Doesn't that simply continue the cycle though? Of Persians and Romans signing a Treaty and then having peace for a few years before someone breaks it and then they both go to war again until they're exhausted and a third power rises and puts the hurt on both. Like it did IOTL.

That's really about all that either can expect. Neither is strong enough to completely eliminate the other, and both are powerful enough to be hard to bind by any peace terms the other tries to impose.

And let's say that Justinian doesn't want a peace, he deems the Persians as Rome's biggest threat and thinks he can be remembered as a second Alexander.
TheSpitron answered this better than I can.
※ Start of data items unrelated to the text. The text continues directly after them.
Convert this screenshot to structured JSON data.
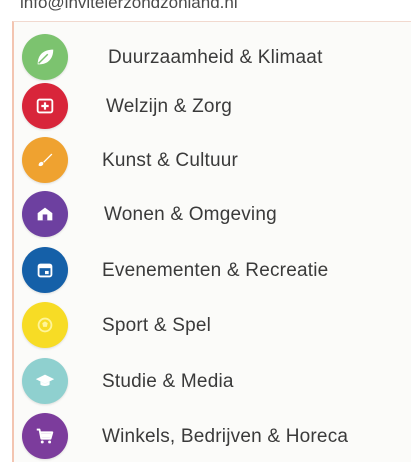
{
  "header": {
    "text": "info@invitelerzondzonland.nl"
  },
  "categories": [
    {
      "label": "Duurzaamheid & Klimaat",
      "color": "#7cc36f",
      "icon": "leaf-icon"
    },
    {
      "label": "Welzijn & Zorg",
      "color": "#d8253a",
      "icon": "first-aid-icon"
    },
    {
      "label": "Kunst & Cultuur",
      "color": "#efa230",
      "icon": "brush-icon"
    },
    {
      "label": "Wonen & Omgeving",
      "color": "#6d40a0",
      "icon": "house-icon"
    },
    {
      "label": "Evenementen & Recreatie",
      "color": "#1560a8",
      "icon": "calendar-icon"
    },
    {
      "label": "Sport & Spel",
      "color": "#f7dc25",
      "icon": "ball-icon"
    },
    {
      "label": "Studie & Media",
      "color": "#8fd0cf",
      "icon": "graduation-cap-icon"
    },
    {
      "label": "Winkels, Bedrijven & Horeca",
      "color": "#7c3c9c",
      "icon": "cart-icon"
    }
  ]
}
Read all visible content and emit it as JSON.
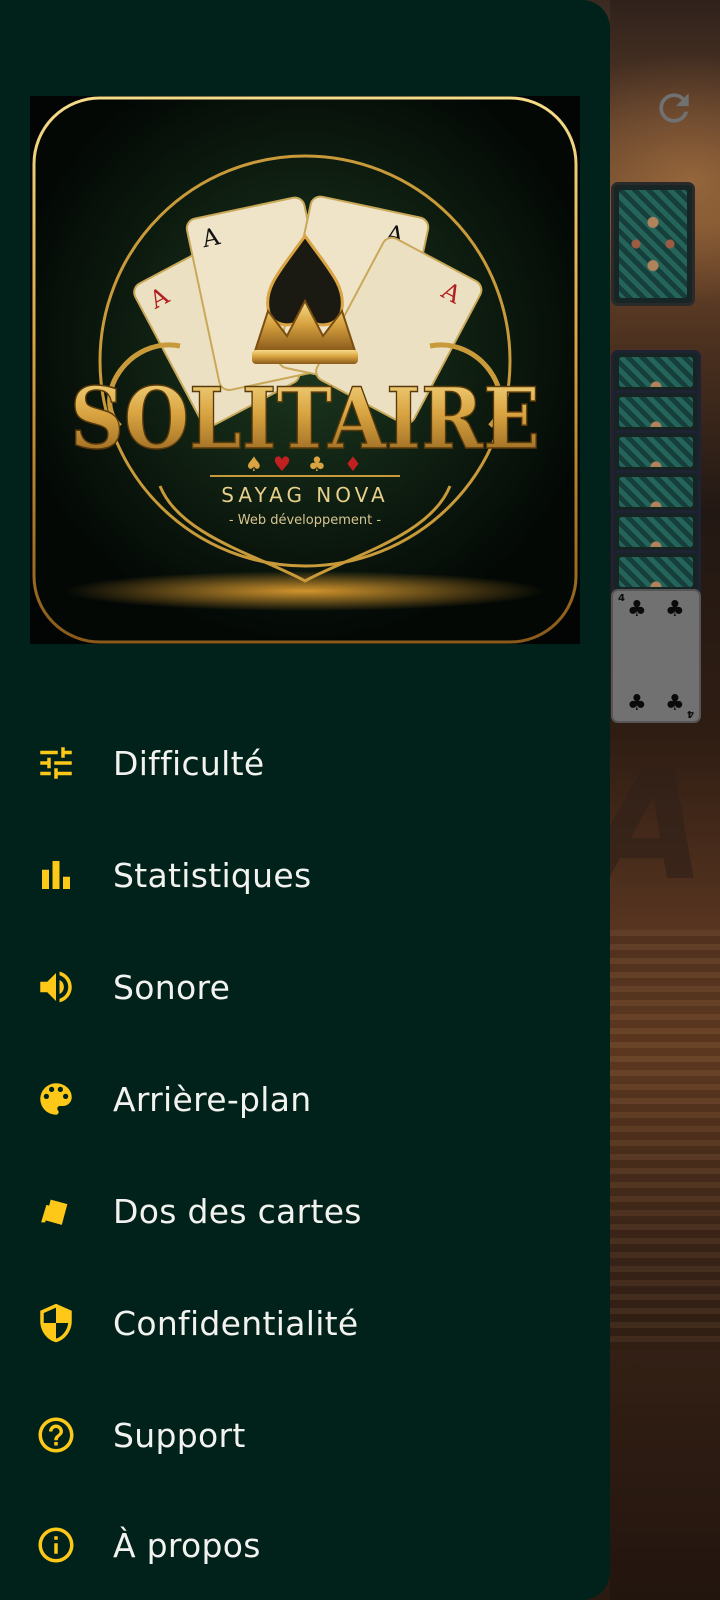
{
  "logo": {
    "title": "SOLITAIRE",
    "developer": "SAYAG NOVA",
    "tagline": "- Web développement -",
    "card_ranks": [
      "A",
      "A",
      "A",
      "A"
    ]
  },
  "menu": {
    "items": [
      {
        "label": "Difficulté",
        "icon": "tune-sliders-icon"
      },
      {
        "label": "Statistiques",
        "icon": "bar-chart-icon"
      },
      {
        "label": "Sonore",
        "icon": "volume-icon"
      },
      {
        "label": "Arrière-plan",
        "icon": "palette-icon"
      },
      {
        "label": "Dos des cartes",
        "icon": "cards-icon"
      },
      {
        "label": "Confidentialité",
        "icon": "shield-icon"
      },
      {
        "label": "Support",
        "icon": "help-circle-icon"
      },
      {
        "label": "À propos",
        "icon": "info-circle-icon"
      }
    ]
  },
  "game": {
    "face_up_card": {
      "rank": "4",
      "suit": "♣"
    },
    "suit_symbols": [
      "♠",
      "♥",
      "♣",
      "♦"
    ]
  },
  "colors": {
    "drawer_bg": "#00221a",
    "icon_accent": "#fdc817",
    "label_text": "#f2f2ee",
    "gold": "#d9a441"
  }
}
Alexander had the benefit of a vastly superior army, among other things in his favor, and he lead to Macedon being crippled as a state as a consequence of his actions.

A second Alexander even if possible would be worse than the cycle of war-treaty-war.
 
Okay, so how does one end the cycle of War-Treaty/Sort of peace-War?

The Arab Conquest did a pretty good job of that. No, I don't mean by "No Persia, obviously" - the replacement was a bit more stable after the 9th century.

Besides that?

I'm not sure there really is one. As stated, neither is strong enough to conquer the other and neither is weak enough to be bound well by the other.

You might get something like what Maurice got, which presumably would have lasted a bit longer had he lived (entirely doable) - but that requires the Shah (I'm not sure if that's the proper title, Iran-experts forgive me) feeling in debt to the Romans.

"For once and for all" is an unrealistic goal.
 
If the Byzantines are strong enough from not engaging in a cycle of constant war with Persia, then assuming we haven't butterflied away Mohammed, then perhaps they'd be able to turn the Arabs east, towards Persia. Then we end up with a Mediterranean and Levantine Byzantium, and a Muslim Persia, maybe.